Un groupe de personnes a été arrêté pour avoir vendu des organes vitaux, tels que des reins, des oreilles ou des cornées, à des familles iraniennes aisées pour des sommes exorbitantes – jusqu’à 700 milliards de rials (environ 700 000 dollars).
Selon le journal Hamshahri, contrôlé par le régime, parmi les vendeurs figuraient cinq Irakiens et quatre Iraniens. Exploitant des failles juridiques et de fausses promesses, ils ont fait entrer en Iran des ressortissants étrangers, notamment des citoyens irakiens, syriens, soudanais et bangladais.
Ces personnes, issues de milieux extrêmement défavorisés dans leur pays d’origine, ont accepté de vendre leurs organes vitaux dans l’espoir de recevoir des paiements en dollars. Cependant, l’essentiel des profits est allé aux intermédiaires et aux trafiquants du réseau.
Les sommes perçues par ce réseau de trafiquants pour la vente d’organes variaient entre 100 et 700 milliards de rials (environ 100 000 à 700 000 dollars).
Si la cible présentait un groupe sanguin hautement compatible et réussissait tous les tests médicaux, le prix de ses organes augmentait.
De leur côté, les courtiers identifiaient généralement les familles disposant de moyens financiers et recherchant des reins pour leurs proches malades.
Dans ce cas, les familles des patients étaient prêtes à dépenser des milliards de rials pour acheter un rein compatible avec le groupe sanguin de leur proche afin de lui sauver la vie.
Cette affaire est particulièrement significative en raison de sa structure organisée et de l’étendue du réseau impliqué.
Le groupe a commencé par identifier des individus originaires d’Irak, du Soudan et de Syrie prêts à vendre leurs organes et a négocié avec eux.
Ils ont ensuite obtenu des passeports, géré les démarches diplomatiques et obtenu des billets d’avion pour leur entrée en Iran.
Les suspects transportaient leurs victimes dans des lieux situés dans le district de Dolatabad, à Shahr-e Rey, et les maintenaient dans des conditions insalubres jusqu’au moment de l’opération.
Il est à noter que ces opérations ont été pratiquées dans des hôpitaux officiellement agréés, sous la supervision du ministère iranien de la Santé, ce qui témoigne d’une défaillance réglementaire et d’une corruption systémique au sein du système de santé iranien.
Ces derniers mois et années, de nombreux reportages ont été publiés dans les médias iraniens concernant des travailleurs et des citoyens qui, pour protester contre des salaires impayés ou la dégradation de leurs conditions de vie, ont recouru à la vente de leurs organes, entraînant la mort ou de graves complications physiques.
Alors que la pauvreté continue de se propager rapidement en Iran, de nombreuses personnes se sont tournées vers la vente d’organes, comme des reins et des cornées, pour subvenir à leurs besoins essentiels. Certaines personnes ont même proposé de vendre leur cœur – acceptant ainsi de mourir – dans une tentative désespérée de sortir leur famille de la pauvreté.
L’année dernière, le marché croissant de la vente et de l’achat de sperme, d’ovules, d’embryons et de mères porteuses a également fait l’objet d’une surveillance accrue.
Les experts sociaux et les professionnels de la santé ont souligné à plusieurs reprises que cette situation est la conséquence directe de la pauvreté, du chômage et de la baisse drastique de la capacité de la population à subvenir à ses besoins essentiels.
La réponse des institutions officielles et gouvernementales iraniennes à cette crise a été totalement inefficace et contradictoire.

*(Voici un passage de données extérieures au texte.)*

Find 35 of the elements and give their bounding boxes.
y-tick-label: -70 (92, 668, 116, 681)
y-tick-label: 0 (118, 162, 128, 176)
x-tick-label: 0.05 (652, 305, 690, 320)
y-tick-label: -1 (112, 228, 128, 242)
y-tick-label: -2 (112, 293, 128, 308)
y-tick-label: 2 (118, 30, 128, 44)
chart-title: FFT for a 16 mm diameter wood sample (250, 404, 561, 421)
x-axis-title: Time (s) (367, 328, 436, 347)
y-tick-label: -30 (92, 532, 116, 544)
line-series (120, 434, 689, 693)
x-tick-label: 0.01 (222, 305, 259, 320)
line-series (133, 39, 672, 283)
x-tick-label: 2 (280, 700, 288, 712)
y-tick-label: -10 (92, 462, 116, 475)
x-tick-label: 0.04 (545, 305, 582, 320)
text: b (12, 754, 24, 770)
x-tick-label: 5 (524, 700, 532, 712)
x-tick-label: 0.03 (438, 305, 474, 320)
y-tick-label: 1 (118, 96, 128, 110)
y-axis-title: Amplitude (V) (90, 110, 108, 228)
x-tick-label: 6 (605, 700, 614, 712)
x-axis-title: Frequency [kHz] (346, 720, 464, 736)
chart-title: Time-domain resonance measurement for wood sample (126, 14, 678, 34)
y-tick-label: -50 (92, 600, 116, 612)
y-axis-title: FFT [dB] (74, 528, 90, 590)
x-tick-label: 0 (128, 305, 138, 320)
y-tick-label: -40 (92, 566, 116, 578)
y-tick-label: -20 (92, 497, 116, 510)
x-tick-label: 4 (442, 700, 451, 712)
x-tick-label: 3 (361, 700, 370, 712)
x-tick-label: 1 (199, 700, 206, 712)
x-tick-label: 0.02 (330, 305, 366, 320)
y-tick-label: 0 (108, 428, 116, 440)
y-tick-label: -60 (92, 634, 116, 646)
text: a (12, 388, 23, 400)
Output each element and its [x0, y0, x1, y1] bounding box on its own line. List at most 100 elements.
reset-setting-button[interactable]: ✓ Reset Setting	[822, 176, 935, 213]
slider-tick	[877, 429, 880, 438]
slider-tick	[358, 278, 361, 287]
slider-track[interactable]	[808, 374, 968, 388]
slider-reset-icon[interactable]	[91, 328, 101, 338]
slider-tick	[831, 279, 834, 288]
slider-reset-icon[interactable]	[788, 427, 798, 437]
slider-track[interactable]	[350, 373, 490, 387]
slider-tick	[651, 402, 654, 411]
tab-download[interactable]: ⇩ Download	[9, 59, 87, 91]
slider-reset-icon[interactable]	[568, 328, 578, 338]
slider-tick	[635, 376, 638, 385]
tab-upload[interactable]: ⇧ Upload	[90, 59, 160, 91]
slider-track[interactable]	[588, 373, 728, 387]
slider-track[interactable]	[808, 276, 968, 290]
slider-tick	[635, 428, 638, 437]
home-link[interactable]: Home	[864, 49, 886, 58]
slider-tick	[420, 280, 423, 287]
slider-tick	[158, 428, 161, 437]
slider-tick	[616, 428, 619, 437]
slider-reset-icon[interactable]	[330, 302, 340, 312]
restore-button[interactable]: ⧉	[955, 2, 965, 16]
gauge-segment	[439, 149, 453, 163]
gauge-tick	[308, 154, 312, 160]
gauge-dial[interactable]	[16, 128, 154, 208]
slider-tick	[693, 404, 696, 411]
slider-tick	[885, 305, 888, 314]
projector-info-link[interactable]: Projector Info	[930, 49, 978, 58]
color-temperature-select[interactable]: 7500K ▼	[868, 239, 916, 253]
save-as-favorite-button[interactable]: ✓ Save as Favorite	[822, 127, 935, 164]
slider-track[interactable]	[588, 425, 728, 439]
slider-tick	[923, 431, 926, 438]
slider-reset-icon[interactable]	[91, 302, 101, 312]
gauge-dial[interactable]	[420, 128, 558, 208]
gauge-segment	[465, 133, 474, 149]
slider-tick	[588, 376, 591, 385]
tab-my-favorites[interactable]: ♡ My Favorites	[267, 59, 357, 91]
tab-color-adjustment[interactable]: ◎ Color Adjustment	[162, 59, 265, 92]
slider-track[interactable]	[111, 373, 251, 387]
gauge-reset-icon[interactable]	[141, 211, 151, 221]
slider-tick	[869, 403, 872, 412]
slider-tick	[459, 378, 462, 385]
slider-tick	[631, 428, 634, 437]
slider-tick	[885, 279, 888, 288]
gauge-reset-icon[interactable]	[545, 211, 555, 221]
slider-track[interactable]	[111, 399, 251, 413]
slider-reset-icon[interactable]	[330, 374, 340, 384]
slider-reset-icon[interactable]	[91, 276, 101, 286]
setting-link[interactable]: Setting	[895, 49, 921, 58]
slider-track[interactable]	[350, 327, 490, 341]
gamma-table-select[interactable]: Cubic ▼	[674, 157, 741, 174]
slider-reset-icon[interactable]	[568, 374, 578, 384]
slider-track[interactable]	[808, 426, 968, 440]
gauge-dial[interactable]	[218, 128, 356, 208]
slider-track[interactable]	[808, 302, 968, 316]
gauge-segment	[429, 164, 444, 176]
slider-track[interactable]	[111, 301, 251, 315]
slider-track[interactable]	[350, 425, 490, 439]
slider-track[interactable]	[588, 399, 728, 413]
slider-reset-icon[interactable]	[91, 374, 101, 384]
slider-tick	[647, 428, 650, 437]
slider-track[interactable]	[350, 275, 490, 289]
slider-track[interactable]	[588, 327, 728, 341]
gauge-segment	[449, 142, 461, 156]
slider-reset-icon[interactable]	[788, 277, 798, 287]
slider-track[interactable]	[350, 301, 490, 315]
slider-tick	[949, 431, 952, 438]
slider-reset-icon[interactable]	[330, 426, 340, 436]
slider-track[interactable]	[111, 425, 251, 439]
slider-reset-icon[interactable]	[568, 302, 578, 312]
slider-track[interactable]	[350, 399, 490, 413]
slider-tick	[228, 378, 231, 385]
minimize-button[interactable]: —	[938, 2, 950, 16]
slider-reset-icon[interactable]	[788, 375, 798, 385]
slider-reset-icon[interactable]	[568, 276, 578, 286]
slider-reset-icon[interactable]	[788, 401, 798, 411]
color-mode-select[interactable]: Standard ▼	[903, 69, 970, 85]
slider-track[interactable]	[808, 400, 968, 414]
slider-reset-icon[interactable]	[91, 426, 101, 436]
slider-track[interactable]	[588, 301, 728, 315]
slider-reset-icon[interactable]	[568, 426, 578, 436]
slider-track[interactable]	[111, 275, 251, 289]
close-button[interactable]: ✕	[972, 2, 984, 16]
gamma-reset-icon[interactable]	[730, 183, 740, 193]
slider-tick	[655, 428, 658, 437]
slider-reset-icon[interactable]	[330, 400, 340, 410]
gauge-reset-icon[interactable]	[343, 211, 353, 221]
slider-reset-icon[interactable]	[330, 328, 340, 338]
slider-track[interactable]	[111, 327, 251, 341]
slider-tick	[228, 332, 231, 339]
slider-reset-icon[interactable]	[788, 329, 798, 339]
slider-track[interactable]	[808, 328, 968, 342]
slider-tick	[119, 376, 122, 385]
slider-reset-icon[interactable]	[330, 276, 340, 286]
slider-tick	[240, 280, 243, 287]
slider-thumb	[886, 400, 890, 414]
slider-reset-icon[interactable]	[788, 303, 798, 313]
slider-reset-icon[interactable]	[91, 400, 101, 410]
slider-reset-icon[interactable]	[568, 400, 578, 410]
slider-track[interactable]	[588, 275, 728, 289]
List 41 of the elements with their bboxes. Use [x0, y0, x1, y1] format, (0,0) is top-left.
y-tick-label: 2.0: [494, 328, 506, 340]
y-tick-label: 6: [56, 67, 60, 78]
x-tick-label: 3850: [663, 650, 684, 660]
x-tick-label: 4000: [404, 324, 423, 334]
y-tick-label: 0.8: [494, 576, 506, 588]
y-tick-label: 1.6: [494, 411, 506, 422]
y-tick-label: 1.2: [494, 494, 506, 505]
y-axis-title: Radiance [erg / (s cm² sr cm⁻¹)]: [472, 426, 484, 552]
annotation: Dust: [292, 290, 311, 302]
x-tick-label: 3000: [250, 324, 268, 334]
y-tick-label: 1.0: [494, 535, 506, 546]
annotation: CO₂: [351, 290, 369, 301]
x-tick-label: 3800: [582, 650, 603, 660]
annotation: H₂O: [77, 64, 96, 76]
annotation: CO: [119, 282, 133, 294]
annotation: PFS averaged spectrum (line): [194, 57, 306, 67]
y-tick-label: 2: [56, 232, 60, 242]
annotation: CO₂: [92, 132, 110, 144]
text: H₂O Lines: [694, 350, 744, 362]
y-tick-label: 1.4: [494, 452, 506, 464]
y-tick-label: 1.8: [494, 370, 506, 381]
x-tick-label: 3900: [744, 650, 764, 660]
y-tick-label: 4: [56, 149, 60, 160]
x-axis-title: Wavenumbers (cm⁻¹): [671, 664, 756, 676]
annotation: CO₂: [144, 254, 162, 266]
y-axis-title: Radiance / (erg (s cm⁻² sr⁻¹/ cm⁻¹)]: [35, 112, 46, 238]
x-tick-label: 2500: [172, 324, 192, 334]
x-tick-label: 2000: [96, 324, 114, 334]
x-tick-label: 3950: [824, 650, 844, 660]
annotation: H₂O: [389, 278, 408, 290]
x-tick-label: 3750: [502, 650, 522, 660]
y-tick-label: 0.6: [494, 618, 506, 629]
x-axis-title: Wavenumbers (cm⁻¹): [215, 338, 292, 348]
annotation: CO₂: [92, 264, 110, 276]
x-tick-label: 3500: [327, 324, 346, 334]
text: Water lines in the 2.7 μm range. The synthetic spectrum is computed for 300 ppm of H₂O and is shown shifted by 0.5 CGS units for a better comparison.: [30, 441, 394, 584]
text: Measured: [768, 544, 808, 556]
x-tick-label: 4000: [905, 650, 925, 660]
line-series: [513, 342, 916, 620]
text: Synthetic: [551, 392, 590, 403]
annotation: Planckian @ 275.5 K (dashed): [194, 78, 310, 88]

Si les annonces de vente de reins sont faciles à trouver sur des plateformes comme Divar (une application iranienne de petites annonces populaire) et sur les réseaux sociaux, la législation relative à la transplantation d’organes reste floue et incomplète.
Selon un rapport du site d’information public Tejarat News, plusieurs adolescents et jeunes adultes âgés de 16 à 22 ans ont confié au média avoir recouru à la vente de leurs reins ou de leur moelle osseuse par désespoir financier.
Le rapport souligne que le jeune âge est considéré comme un avantage pour les donneurs d’organes, leur permettant de trouver plus facilement des acheteurs et d’obtenir le montant souhaité.
Actuellement, le prix des reins sur le marché iranien de la vente d’organes se situe entre 3 et 6 milliards de rials (environ 30 000 à 60 000 dollars).
Hamid, un jeune de 16 ans qui est l’un des vendeurs de reins, a déclaré à Tejarat News qu’il était même prêt à vendre son organe « un peu moins cher » en raison de son extrême besoin financier.